Валентина без сил опустилась на стул.

— Это я сама пришла приказать вам жить, — ответила она, — или умолять вас убить меня вместе с вами.

— Я предпочел бы последнее, — ответил Бенедикт.

— О друг мой, — возразила Валентина, — самоубийство — нечестивый поступок, не будь его, мы соединились бы в могиле. Но господь бог запрещает самоубийство, он проклял бы нас, покарал бы, обрекши на вечную разлуку. Так примем же жизнь, какова бы она ни была; разве и в самом деле не находите вы в своих мыслях источника, способного пробудить ваше мужество?

— Какой же источник, Валентина? Скажите скорее.

— А моя дружба?

— Ваша дружба? Это гораздо больше того, что я заслуживаю, я недостоин ответить на нее, да и не хочу. Ах, Валентина, вам следовало бы спать вечно; проснувшись, даже самая чистая женщина становится лицемеркой. Ваша дружба!

— О, какой же вы эгоист! Значит, вам ничто мои угрызения совести!

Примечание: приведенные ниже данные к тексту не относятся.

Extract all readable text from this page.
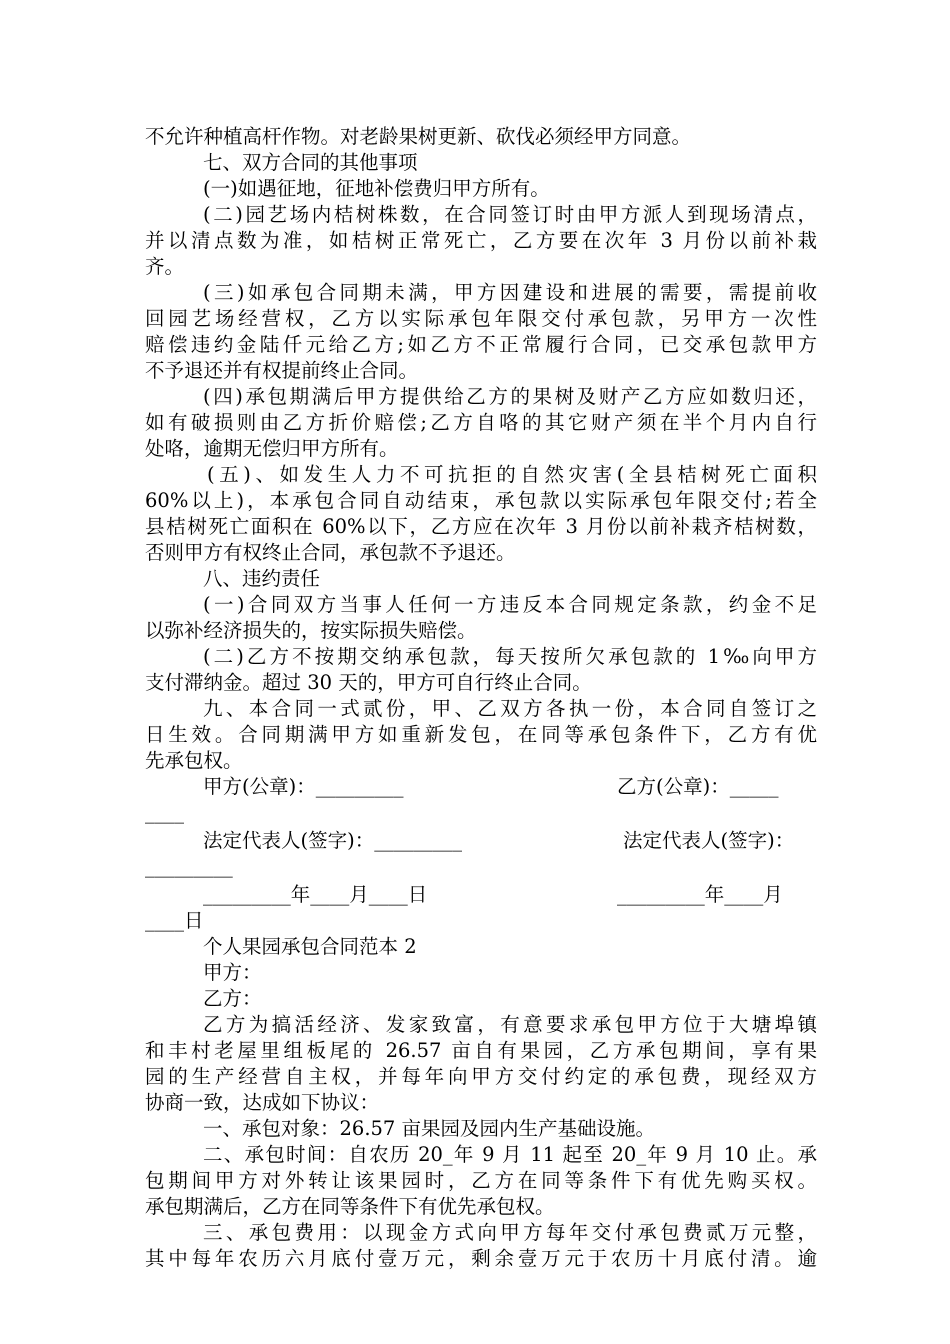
不允许种植高杆作物。对老龄果树更新、砍伐必须经甲方同意。
七、双方合同的其他事项
(一)如遇征地，征地补偿费归甲方所有。
(二)园艺场内桔树株数，在合同签订时由甲方派人到现场清点，
并以清点数为准，如桔树正常死亡，乙方要在次年 3 月份以前补栽
齐。
(三)如承包合同期未满，甲方因建设和进展的需要，需提前收
回园艺场经营权，乙方以实际承包年限交付承包款，另甲方一次性
赔偿违约金陆仟元给乙方;如乙方不正常履行合同，已交承包款甲方
不予退还并有权提前终止合同。
(四)承包期满后甲方提供给乙方的果树及财产乙方应如数归还，
如有破损则由乙方折价赔偿;乙方自咯的其它财产须在半个月内自行
处咯，逾期无偿归甲方所有。
(五)、如发生人力不可抗拒的自然灾害(全县桔树死亡面积
60%以上)，本承包合同自动结束，承包款以实际承包年限交付;若全
县桔树死亡面积在 60%以下，乙方应在次年 3 月份以前补栽齐桔树数，
否则甲方有权终止合同，承包款不予退还。
八、违约责任
(一)合同双方当事人任何一方违反本合同规定条款，约金不足
以弥补经济损失的，按实际损失赔偿。
(二)乙方不按期交纳承包款，每天按所欠承包款的 1‰向甲方
支付滞纳金。超过 30 天的，甲方可自行终止合同。
九、本合同一式贰份，甲、乙双方各执一份，本合同自签订之
日生效。合同期满甲方如重新发包，在同等承包条件下，乙方有优
先承包权。
甲方(公章)：_________	乙方(公章)：_____
____
法定代表人(签字)：_________	法定代表人(签字)：
_________
_________年____月____日	_________年____月
____日
个人果园承包合同范本 2
甲方：
乙方：
乙方为搞活经济、发家致富，有意要求承包甲方位于大塘埠镇
和丰村老屋里组板尾的 26.57 亩自有果园，乙方承包期间，享有果
园的生产经营自主权，并每年向甲方交付约定的承包费，现经双方
协商一致，达成如下协议：
一、承包对象：26.57 亩果园及园内生产基础设施。
二、承包时间：自农历 20_年 9 月 11 起至 20_年 9 月 10 止。承
包期间甲方对外转让该果园时，乙方在同等条件下有优先购买权。
承包期满后，乙方在同等条件下有优先承包权。
三、承包费用：以现金方式向甲方每年交付承包费贰万元整，
其中每年农历六月底付壹万元，剩余壹万元于农历十月底付清。逾
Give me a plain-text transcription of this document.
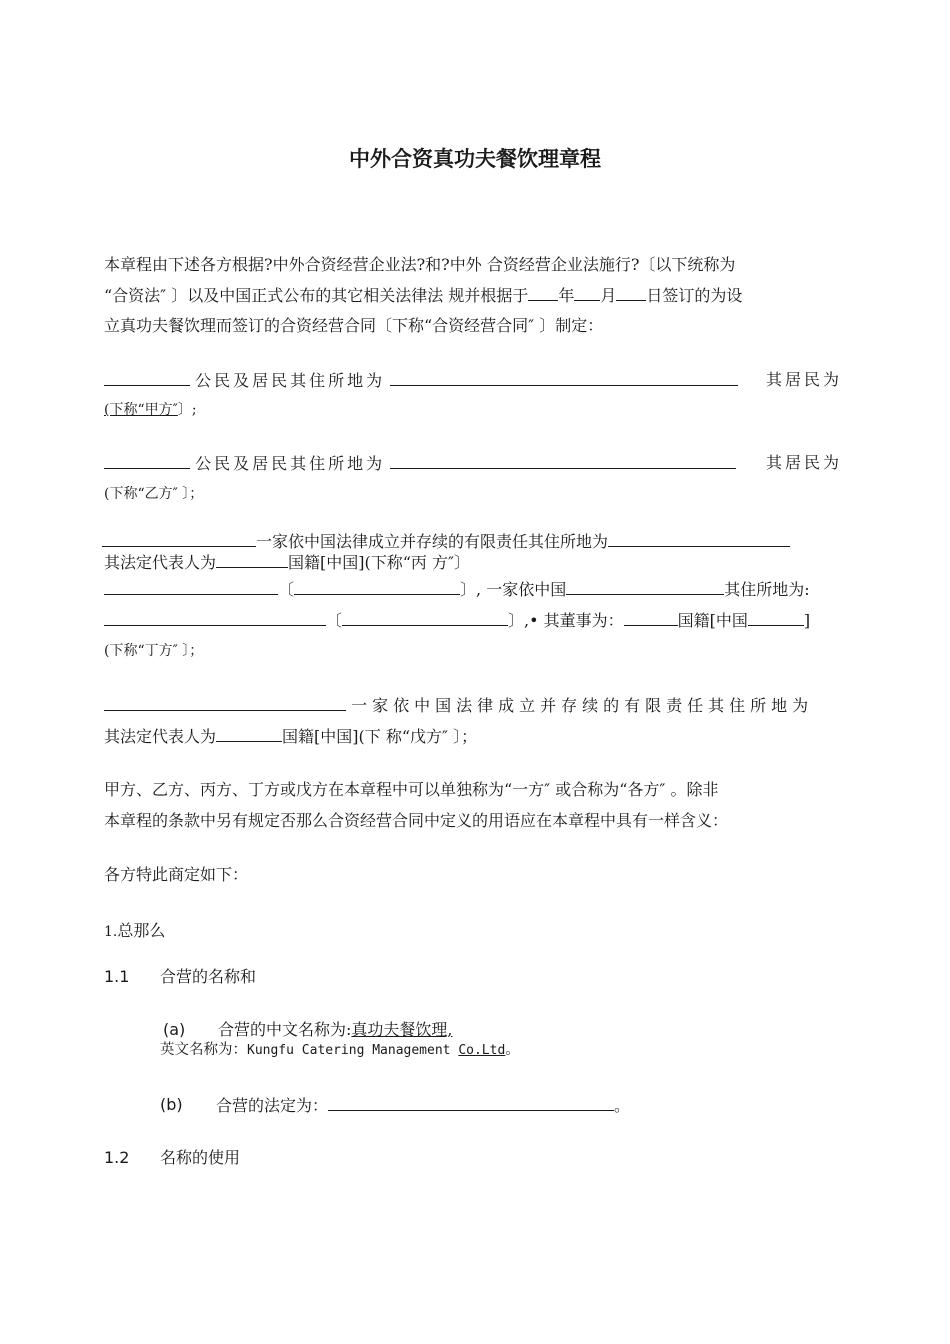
中外合资真功夫餐饮理章程
本章程由下述各方根据?中外合资经营企业法?和?中外 合资经营企业法施行?〔以下统称为
“合资法″ 〕以及中国正式公布的其它相关法律法 规并根据于 年 月 日签订的为设
立真功夫餐饮理而签订的合资经营合同〔下称“合资经营合同″ 〕制定：
公民及居民其住所地为	其居民为
(下称“甲方″〕;
公民及居民其住所地为	其居民为
(下称“乙方″ 〕；
一家依中国法律成立并存续的有限责任其住所地为
其法定代表人为	国籍[中国](下称“丙 方″〕
〔	〕, 一家依中国	其住所地为:
〔	〕,• 其董事为：	国籍[中国	]
(下称“丁方″ 〕；
一家依中国法律成立并存续的有限责任其住所地为
其法定代表人为	国籍[中国](下 称“戊方″ 〕；
甲方、乙方、丙方、丁方或戊方在本章程中可以单独称为“一方″ 或合称为“各方″ 。除非
本章程的条款中另有规定否那么合资经营合同中定义的用语应在本章程中具有一样含义：
各方特此商定如下：
1.总那么
1.1 合营的名称和
(a) 合营的中文名称为:真功夫餐饮理,
英文名称为：Kungfu Catering Management Co.Ltd。
(b) 合营的法定为：	。
1.2 名称的使用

— Я чту их, именно потому-то я и хочу умереть. Зачем вы пришли сюда? Вам следовало бы забыть религию, угрызения совести и прийти сюда, чтобы сказать мне: «Живи, и я тебя полюблю», иначе вам лучше было бы остаться дома, забыть меня, дать мне погибнуть. Разве я у вас чего-нибудь просил? Разве хотел отравить вашу жизнь? Разве играл я вашим счастьем, вашими принципами? Разве я вымаливал ваше сострадание? Послушайте, Валентина, тот человеческий порыв, какой привел вас сюда, ваша дружба — все это пустые слова, которые могли бы обмануть меня месяц назад, когда я еще был ребенком и один ваш взгляд давал мне силы прожить день. С тех пор я перенес слишком много, слишком глубоко познал страсть и не позволю себя ослепить. Я не начну новой бесполезной и безумной борьбы, не в моих силах противостоять моему уделу. Знаю, что вы будете противиться мне, уверен, что вы так и поступите. Время от времени вы бросите мне слово ободрения и сочувствия, чтобы помочь мне в моих муках, и то, пожалуй, будете упрекать себя за это как за преступление и побежите к священнику, умоляя отпустить ваш грех, грех непростительный. Ваша жизнь будет искалечена и испорчена мною, ваша душа, доселе чистая и безмятежная, станет столь же бурной, как моя! Упаси боже! А я, вопреки всем этим жертвам, которые вы сочтете непомерно огромными, я буду несчастливейшим из людей! Нет, нет, Валентина, не будем заблуждаться. Я должен умереть. Такая, как вы есть, вы не можете любить меня, не мучаясь угрызениями совести, а я не желаю счастья, которое обойдется вам столь дорого. Я далек от мысли вас обвинять. Я люблю вас пылко и восторженно за вашу добродетель, за вашу силу. Оставайтесь же такой, какая вы есть, не спускайтесь ступенью ниже, чтобы стать вровень со мной. Старайтесь заслужить райское блаженство. А я, чья душа принадлежит небытию, я хочу возвратиться в это небытие. Прощайте, Валентина, спасибо вам за то, что вы пришли попрощаться со мной.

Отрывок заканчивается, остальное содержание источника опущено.